Il concorso più “bandito” di tutti però tiene ancora banco. Dopo l’annullamento, i cosiddetti “vincitori”, resistenti anche nel processo sulla querela di falso, fanno ricorso al TAR, che dà loro torto e, immediatamente ricorrono al Consiglio di Stato, dove la causa è tuttora pendente nella speranza che resusciti la graduatoria. Insomma il concorso potrebbe riprendere vita e finire nella maniera più paradossale di tutte: con l’aggiudicazione a soggetti che l’avevano truccato, condannati in sede civile ma scampati alla condanna penale per prescrizione. Proprio la sentenza civile, sostiene però l’avvocato Carmine Medici che rappresenta chi denunciò le irregolarità, dovrebbe arginare il rischio perché “la falsità degli atti presupposti del concorso dovrebbe rendere nulla tutta la procedura e il giudizio del Consiglio di Stato non potrà non tenerne conto”.

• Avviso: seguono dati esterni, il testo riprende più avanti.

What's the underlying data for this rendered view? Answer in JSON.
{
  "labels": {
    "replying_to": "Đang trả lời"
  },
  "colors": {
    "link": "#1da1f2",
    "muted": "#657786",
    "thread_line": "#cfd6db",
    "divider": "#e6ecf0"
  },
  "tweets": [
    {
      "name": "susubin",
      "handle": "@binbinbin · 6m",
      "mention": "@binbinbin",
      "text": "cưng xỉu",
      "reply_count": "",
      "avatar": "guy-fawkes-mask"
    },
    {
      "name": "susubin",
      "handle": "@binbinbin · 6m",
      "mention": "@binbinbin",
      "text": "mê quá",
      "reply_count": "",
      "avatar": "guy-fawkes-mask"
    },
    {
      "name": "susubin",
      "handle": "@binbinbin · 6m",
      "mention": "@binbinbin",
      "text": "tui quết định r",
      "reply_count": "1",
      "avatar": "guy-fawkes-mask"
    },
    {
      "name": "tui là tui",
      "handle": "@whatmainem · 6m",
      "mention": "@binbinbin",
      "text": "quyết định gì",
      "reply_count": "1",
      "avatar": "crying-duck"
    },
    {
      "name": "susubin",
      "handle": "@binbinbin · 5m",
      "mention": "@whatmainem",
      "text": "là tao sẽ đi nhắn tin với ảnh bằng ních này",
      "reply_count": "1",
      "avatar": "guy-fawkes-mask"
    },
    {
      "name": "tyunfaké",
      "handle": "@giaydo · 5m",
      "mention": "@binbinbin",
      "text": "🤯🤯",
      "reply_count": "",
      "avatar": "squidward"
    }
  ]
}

In ogni caso il concorso più pazzo di sempre restituisce un’immagine non proprio lusinghiera dell’Agenzia, specie perché nel frattempo quattro concorrenti soccombenti nella nuova sentenza per falso hanno fatto carriera ottenendo la promozione fiduciaria e senza concorso a dirigenti. Mentre la funzionaria che fece emergere lo scandalo, Claudia Giacchetti si porta ancora addosso la croce della sanzione del richiamo verbale per aver “insinuato” l’irregolarità della prova nel 2014 e per aver parlato con Report. Anche se è stata assolta, insieme alla Rai, dall’accusa che le era stata mossa. “Da sei anni la carriera della mia cliente è bloccata da quella macchia quando dovrebbe essere sollevata da ogni addebito disciplinare e portata a esempio”, dice l’avvocato Medici. Per quanto riguarda gli imputati nel procedimento penale e già dipendenti dell’Agenzia? Non è dato sapere se nei loro confronti siano stati avviati e conclusi analoghi procedimenti disciplinari.